Cet attrait grandissant pour la livraison de repas et le nombre croissant d’ouvertures de restaurants virtuels n’est pas sans lien avec la crise sanitaire actuelle. Depuis mars 2020, les restaurateurs ont du faire face à de nombreuses restrictions, telles que l’interdiction d’accueillir des clients en salle. Face à cette contrainte – qui n’est pas des moindres pour un restaurant –, certains ont opté pour la livraison à domicile afin de maintenir une activité. Cette crise est également l’occasion rêvée pour lancer sa marque virtuelle et surfer sur la vague des Dark Kitchen. Bien que de nombreuses enseignes étaient déjà installées en France bien avant la crise, telles que Maison Poké, leur nombre a explosé ces derniers mois.

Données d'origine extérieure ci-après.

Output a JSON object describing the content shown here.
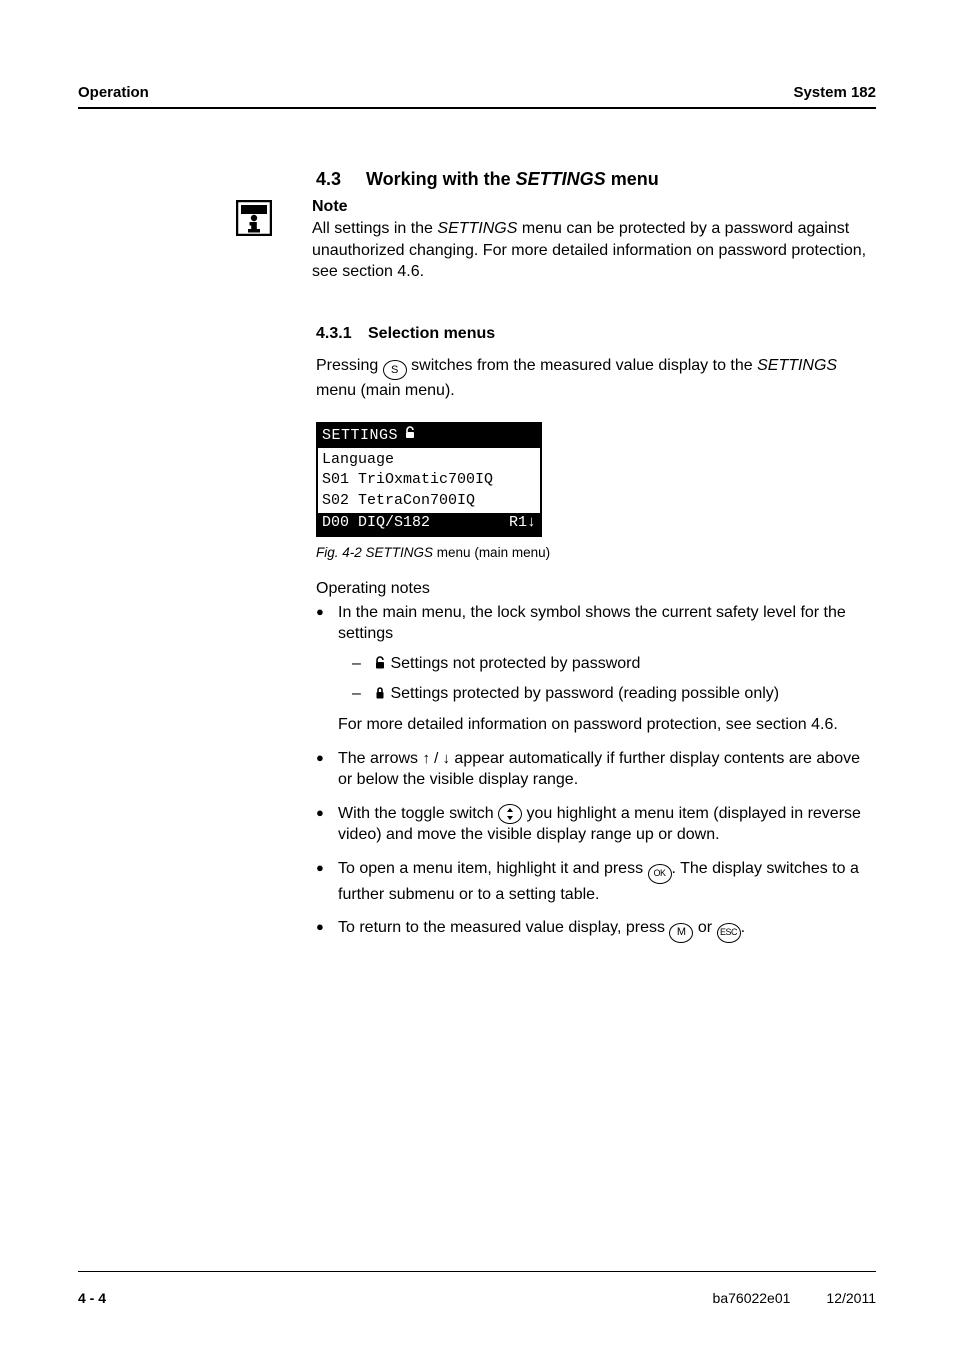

Ce constat, Julien Burbaud, chef du restaurant Fanfan, nous l’a confirmé. Ayant été en quelque sorte « paralysé » par la fermeture des restaurants, Julien et son équipe ont été forcé de se réinventer. Face au constat selon lequel la restauration gastronomique n’était pas adaptée à la vente à emporter, le chef a dû se mettre à la street food et la création d’une dark kitchen s’est imposée comme une évidence. « Il y a un an de ça, je n’aurais jamais envisagé la livraison », nous confie ce chef qui a aujourd’hui ouvert Les Débridés, une dark kitchen de street food fusion franco-asiatique. Sans la crise, on n’aurait donc peut être jamais pu connaître cette pépite !
Un danger pour les restaurants traditionnels ?
Avec l’effervescence de ces restaurants fantômes et tout l’engouement qu’il y a autour de ce concept, qu'en est-il de la concurrence ? Ce mode de restauration qui gagne de plus en plus le coeur (et le ventre) des Français·es – et dont la croissance est exponentielle, notamment en raison de la crise sanitaire – ne risque-t-il pas de faire de l’ombre aux restaurants traditionnels, même une fois les restrictions levées ?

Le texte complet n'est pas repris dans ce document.